Rep. Trey Gowdy, chairman of the House Select Committee on Benghazi, grilled Hillary Clinton Thursday about her reliance on a divisive political operative for intelligence about Libya.
Clinton’s friendship with Sidney Blumenthal, an aide to her failed 2008 bid for president, has become a focal point of the select committee’s investigation of Benghazi after her private emails indicated Blumenthal had a direct line to the former secretary of state but Ambassador Chris Stevens, who was killed in the attack, did not.
Clinton defended her connection to Blumenthal as a purely personal one that involved her former aide sending her “unsolicited” advice.
During one of the most heated exchanges of the hearing Thursday, Gowdy cited an instance in which Clinton asked Blumenthal, “What are you hearing now?” about Libya in an email.

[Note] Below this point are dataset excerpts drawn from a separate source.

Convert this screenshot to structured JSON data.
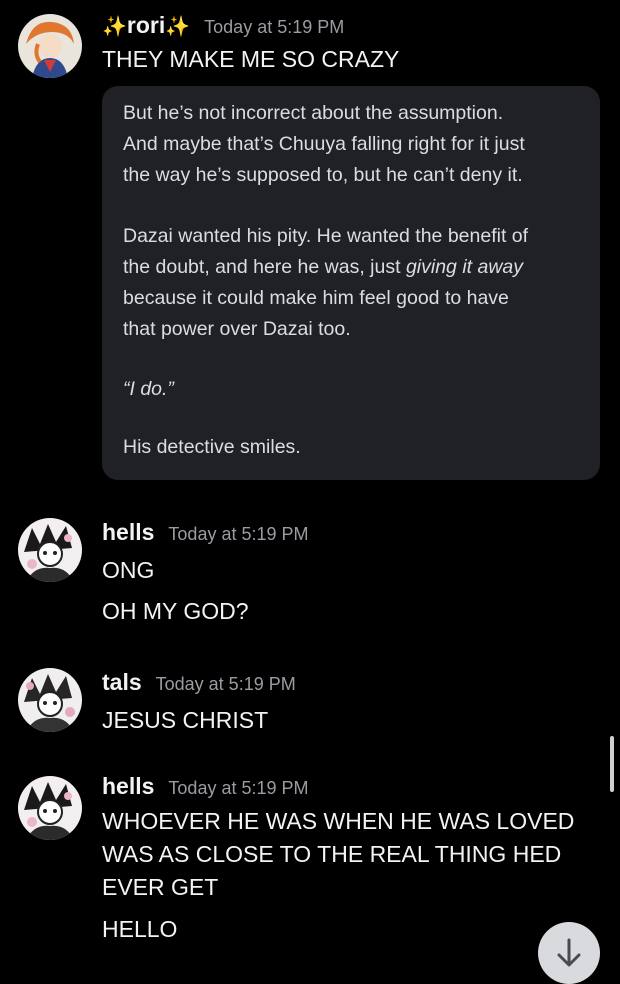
{
  "messages": [
    {
      "author": "rori",
      "author_decoration": "sparkles-icon",
      "timestamp": "Today at 5:19 PM",
      "lines": [
        "THEY MAKE ME SO CRAZY"
      ],
      "embed": {
        "lines": [
          "But he’s not incorrect about the assumption.",
          "And maybe that’s Chuuya falling right for it just",
          "the way he’s supposed to, but he can’t deny it.",
          "Dazai wanted his pity. He wanted the benefit of",
          "the doubt, and here he was, just ",
          "giving it away",
          "because it could make him feel good to have",
          "that power over Dazai too.",
          "“I do.”",
          "His detective smiles."
        ]
      }
    },
    {
      "author": "hells",
      "timestamp": "Today at 5:19 PM",
      "lines": [
        "ONG",
        "OH MY GOD?"
      ]
    },
    {
      "author": "tals",
      "timestamp": "Today at 5:19 PM",
      "lines": [
        "JESUS CHRIST"
      ]
    },
    {
      "author": "hells",
      "timestamp": "Today at 5:19 PM",
      "lines": [
        "WHOEVER HE WAS WHEN HE WAS LOVED",
        "WAS AS CLOSE TO THE REAL THING HED",
        "EVER GET",
        "HELLO"
      ]
    }
  ],
  "controls": {
    "jump_to_present_icon": "arrow-down-icon"
  },
  "colors": {
    "background": "#000000",
    "embed_background": "#202125",
    "timestamp": "#9a9ca3",
    "sparkle": "#f6c445"
  }
}
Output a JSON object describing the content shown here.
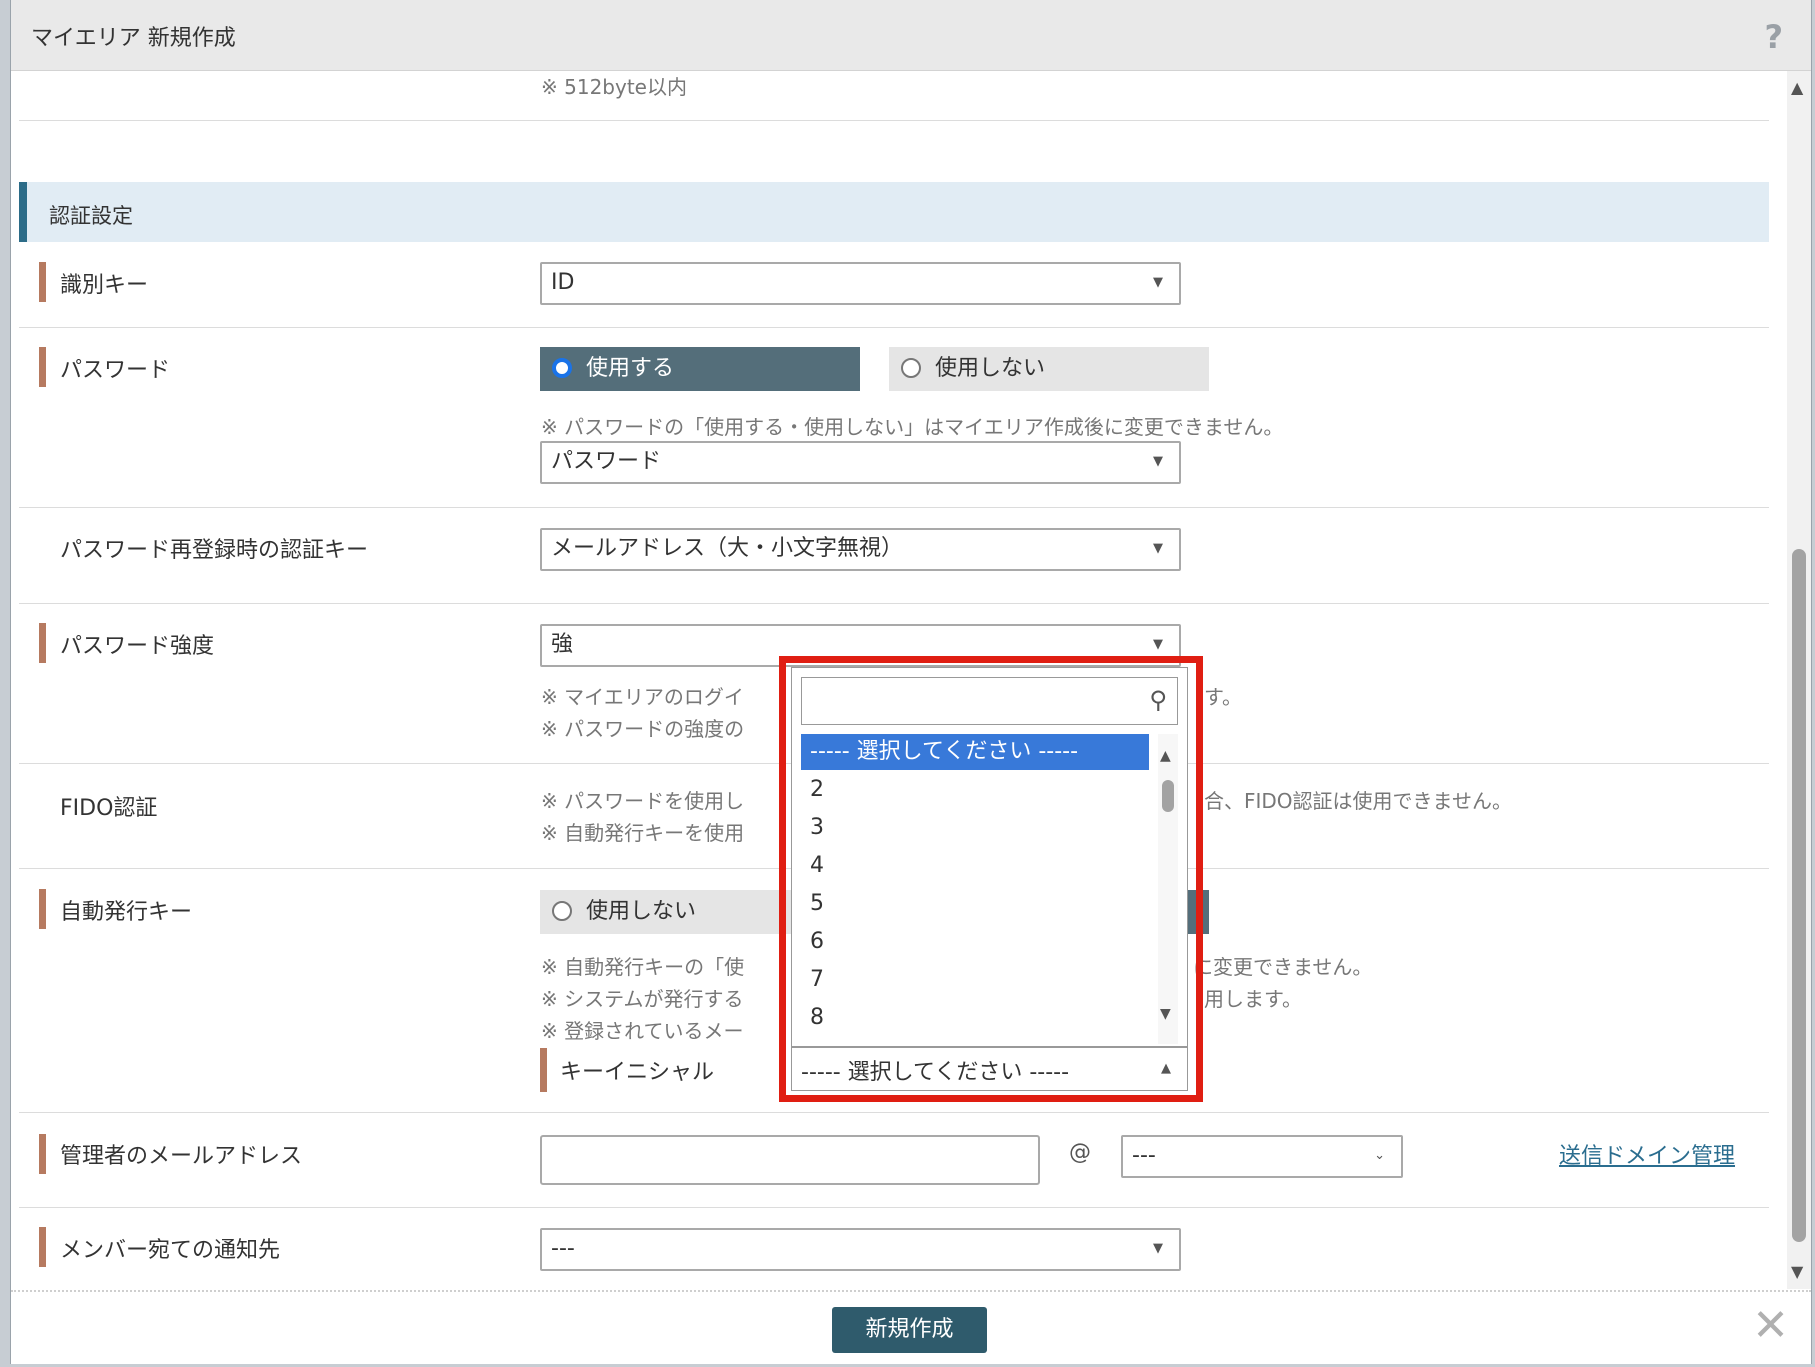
{
  "dialog": {
    "title": "マイエリア 新規作成",
    "help_icon": "?"
  },
  "notes": {
    "byte_limit": "※ 512byte以内",
    "password_change": "※ パスワードの「使用する・使用しない」はマイエリア作成後に変更できません。",
    "login_note_a": "※ マイエリアのログイ",
    "login_note_b": "す。",
    "strength_note": "※ パスワードの強度の",
    "fido_note1_a": "※ パスワードを使用し",
    "fido_note1_b": "合、FIDO認証は使用できません。",
    "fido_note2": "※ 自動発行キーを使用",
    "auto_note1_a": "※ 自動発行キーの「使",
    "auto_note1_b": "に変更できません。",
    "auto_note2_a": "※ システムが発行する",
    "auto_note2_b": "用します。",
    "auto_note3": "※ 登録されているメー"
  },
  "section": {
    "title": "認証設定"
  },
  "fields": {
    "identifier_key": {
      "label": "識別キー",
      "value": "ID"
    },
    "password": {
      "label": "パスワード",
      "radio_use": "使用する",
      "radio_not_use": "使用しない",
      "select_value": "パスワード"
    },
    "reregister_key": {
      "label": "パスワード再登録時の認証キー",
      "value": "メールアドレス（大・小文字無視）"
    },
    "password_strength": {
      "label": "パスワード強度",
      "value": "強"
    },
    "fido": {
      "label": "FIDO認証"
    },
    "auto_key": {
      "label": "自動発行キー",
      "radio_not_use": "使用しない"
    },
    "key_initial": {
      "label": "キーイニシャル",
      "value": "----- 選択してください -----"
    },
    "admin_email": {
      "label": "管理者のメールアドレス",
      "at": "@",
      "domain_value": "---",
      "domain_link": "送信ドメイン管理"
    },
    "member_notice": {
      "label": "メンバー宛ての通知先",
      "value": "---"
    }
  },
  "dropdown": {
    "search_placeholder": "",
    "options": [
      "----- 選択してください -----",
      "2",
      "3",
      "4",
      "5",
      "6",
      "7",
      "8"
    ],
    "selected_index": 0
  },
  "footer": {
    "create_button": "新規作成",
    "close_icon": "✕"
  },
  "colors": {
    "accent_section": "#2c6c88",
    "required_bar": "#b67a60",
    "radio_on_bg": "#546e7a",
    "highlight_frame": "#e01e12",
    "selected_option": "#3879d9",
    "primary_button": "#2f5b6c"
  }
}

“If you’re the one asking him for information, how does that square with the definition of unsolicited?” Gowdy asked.
“I have no idea,” Clinton said. “They started out as unsolicited.”
Her admission was a departure from previous characterizations of the Blumenthal memos, which she has described as missives from a personal friend.
“I don’t know where he got the information,” Clinton said.
After Gowdy pressed her on why Clinton never asked where Blumenthal’s emails were coming from, Clinton said she later found out Blumenthal had gotten his information from a former U.S. intelligence official.
That former intelligence officer, Tyler Drumheller, wrote all of the memos Blumenthal ultimately forwarded to Clinton.
Clinton then passed those memos on to her senior staff for their reactions, typically after stripping them of any markings that identified them as coming from Blumenthal.
Gowdy read from an email that disparaged the president and the secretary of defense and another that criticized Obama’s national security adviser, Tom Donilon.
He suggested the derogatory nature of Blumenthal’s comments about the administration was behind the White House’s insistence that he be kept out of the State Department in 2009.
“Blumenthal could not get hired by our government,” Gowdy said.
Clinton asked Gowdy how Blumenthal was relevant to the Benghazi attack.
“It’s relevant because our ambassador was asked to read and respond to Blumenthal’s drivel,” Gowdy said.